I love this picture of me and Cory, taken at my son Landon’s wedding.
It captures our essence — two compadres who’ve been journeying together for many lifetimes.
Before he passed, I only saw Cory as my son. I didn’t yet understand the soul-level truth that we incarnate within family groupings, taking on different roles and relationships in each lifetime according to what we’ve come to learn and create.
Cory and I chose an intense path this time because the work we’re doing together has a wide-reaching scope — it touches many.
One of the things I appreciate most about him is that, even before he transitioned, he had reached a depth of maturity that allowed him to share real wisdom with me. Those teachings prepared me for what was to come.
When he began communicating from the other side, I didn’t ask what it was like “there” or seek to validate his existence beyond the veil.
I wasn’t looking for information about there — I needed guidance about how to live here.
Everything Cory offers is beautifully practical.
His wisdom always points me toward grounding divine energy through embodiment — not toward escape or chasing a high.

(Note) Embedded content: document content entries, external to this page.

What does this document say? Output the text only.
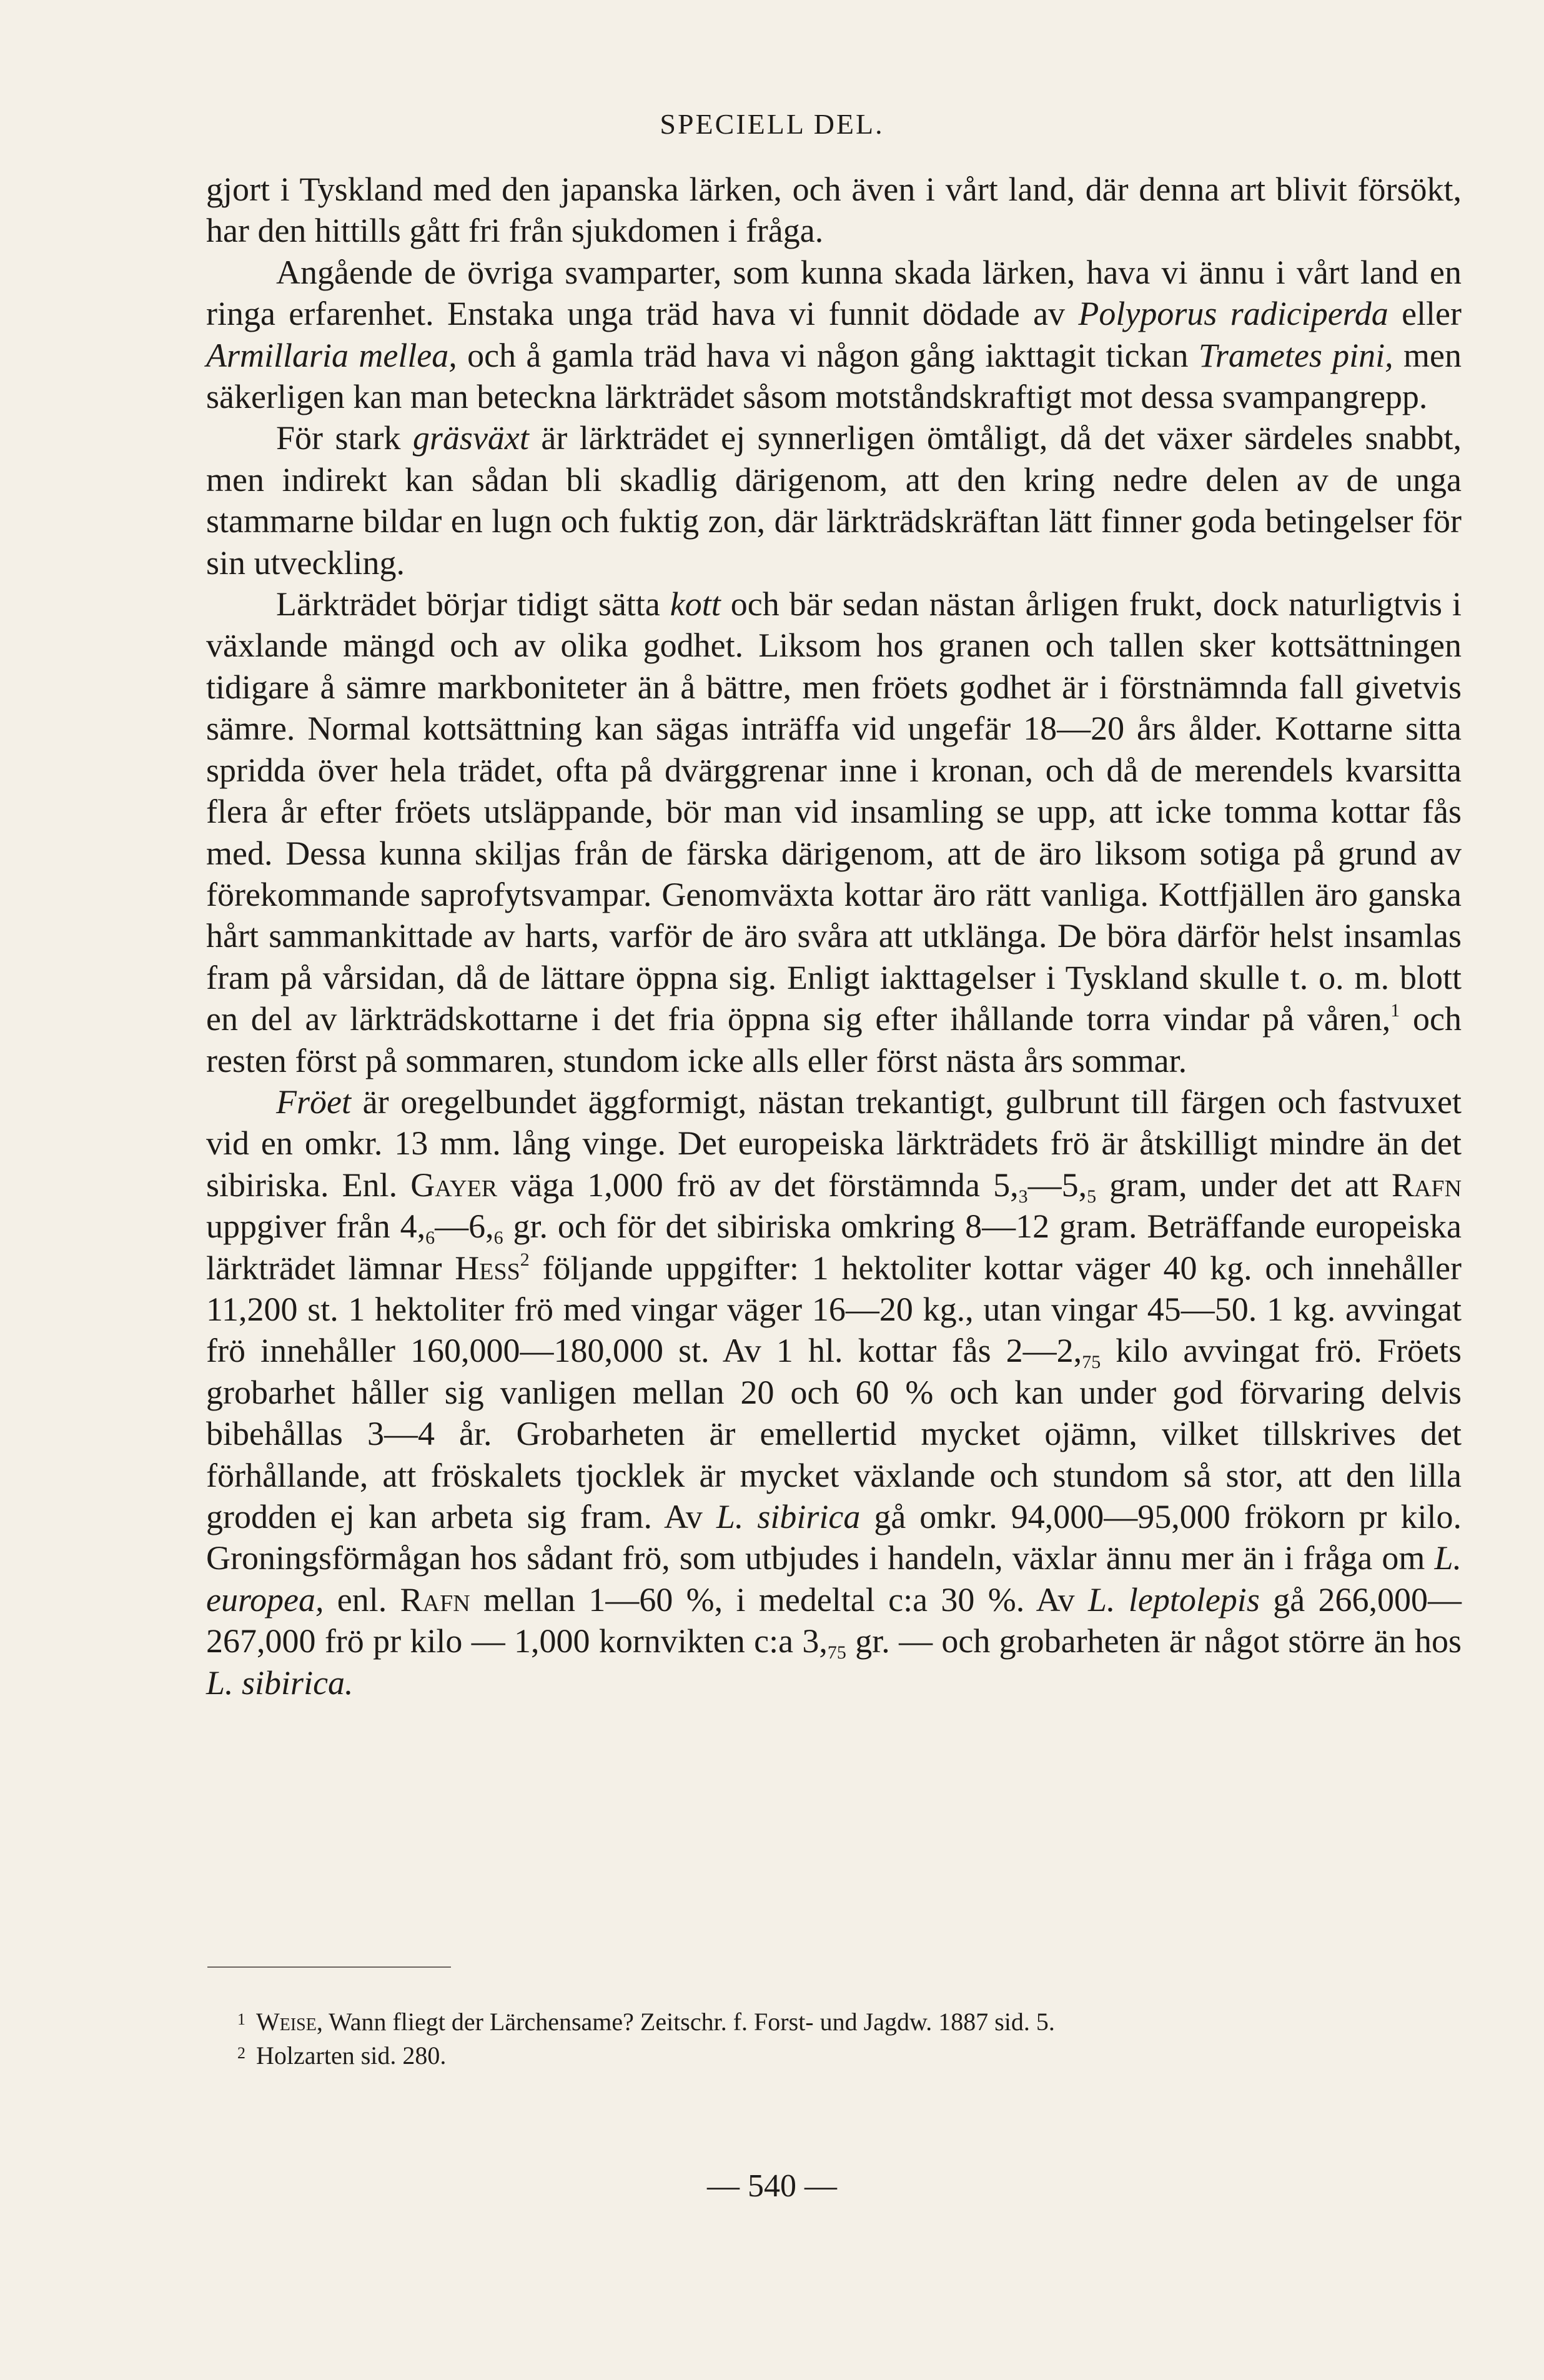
SPECIELL DEL.

gjort i Tyskland med den japanska lärken, och även i vårt land, där denna art blivit försökt, har den hittills gått fri från sjukdomen i fråga.

Angående de övriga svamparter, som kunna skada lärken, hava vi ännu i vårt land en ringa erfarenhet. Enstaka unga träd hava vi funnit dödade av Polyporus radiciperda eller Armillaria mellea, och å gamla träd hava vi någon gång iakttagit tickan Trametes pini, men säkerligen kan man beteckna lärkträdet såsom motståndskraftigt mot dessa svampangrepp.

För stark gräsväxt är lärkträdet ej synnerligen ömtåligt, då det växer särdeles snabbt, men indirekt kan sådan bli skadlig därigenom, att den kring nedre delen av de unga stammarne bildar en lugn och fuktig zon, där lärkträdskräftan lätt finner goda betingelser för sin utveckling.

Lärkträdet börjar tidigt sätta kott och bär sedan nästan årligen frukt, dock naturligtvis i växlande mängd och av olika godhet. Liksom hos granen och tallen sker kottsättningen tidigare å sämre markboniteter än å bättre, men fröets godhet är i förstnämnda fall givetvis sämre. Normal kottsättning kan sägas inträffa vid ungefär 18—20 års ålder. Kottarne sitta spridda över hela trädet, ofta på dvärggrenar inne i kronan, och då de merendels kvarsitta flera år efter fröets utsläppande, bör man vid insamling se upp, att icke tomma kottar fås med. Dessa kunna skiljas från de färska därigenom, att de äro liksom sotiga på grund av förekommande saprofytsvampar. Genomväxta kottar äro rätt vanliga. Kottfjällen äro ganska hårt sammankittade av harts, varför de äro svåra att utklänga. De böra därför helst insamlas fram på vårsidan, då de lättare öppna sig. Enligt iakttagelser i Tyskland skulle t. o. m. blott en del av lärkträdskottarne i det fria öppna sig efter ihållande torra vindar på våren,$^1$ och resten först på sommaren, stundom icke alls eller först nästa års sommar.

Fröet är oregelbundet äggformigt, nästan trekantigt, gulbrunt till färgen och fastvuxet vid en omkr. 13 mm. lång vinge. Det europeiska lärkträdets frö är åtskilligt mindre än det sibiriska. Enl. Gayer väga 1,000 frö av det förstämnda $5,_3—5,_5$ gram, under det att Rafn uppgiver från $4,_6—6,_6$ gr. och för det sibiriska omkring 8—12 gram. Beträffande europeiska lärkträdet lämnar Hess$^2$ följande uppgifter: 1 hektoliter kottar väger 40 kg. och innehåller 11,200 st. 1 hektoliter frö med vingar väger 16—20 kg., utan vingar 45—50. 1 kg. avvingat frö innehåller 160,000—180,000 st. Av 1 hl. kottar fås $2—2,_{75}$ kilo avvingat frö. Fröets grobarhet håller sig vanligen mellan 20 och 60 % och kan under god förvaring delvis bibehållas 3—4 år. Grobarheten är emellertid mycket ojämn, vilket tillskrives det förhållande, att fröskalets tjocklek är mycket växlande och stundom så stor, att den lilla grodden ej kan arbeta sig fram. Av L. sibirica gå omkr. 94,000—95,000 frökorn pr kilo. Groningsförmågan hos sådant frö, som utbjudes i handeln, växlar ännu mer än i fråga om L. europea, enl. Rafn mellan 1—60 %, i medeltal c:a 30 %. Av L. leptolepis gå 266,000—267,000 frö pr kilo — 1,000 kornvikten c:a $3,_{75}$ gr. — och grobarheten är något större än hos L. sibirica.

1 Weise, Wann fliegt der Lärchensame? Zeitschr. f. Forst- und Jagdw. 1887 sid. 5.
2 Holzarten sid. 280.
— 540 —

My goal isn’t to feel better; it’s to be free.
And Cory, being Cory, still likes to have fun.
Once he woke me up by physically tickling me under the arm.
Another time, on 4/4 at 4:44 p.m. (his number is 4), I was lying in his hammock when what I thought was a stink bug landed on my chest.
I tumbled out laughing, scolding him for being so naughty.
When I looked down, it wasn’t a bug at all — just a leaf!
Moments later, I checked my email and found a message from one of his high school friends who had randomly sent me a batch of photos of Cory — all showing that same mischievous grin.
If you’ve experienced the loss of someone you love, my heart goes out to you.
Please remember: they are still with you, always — just in another dimension.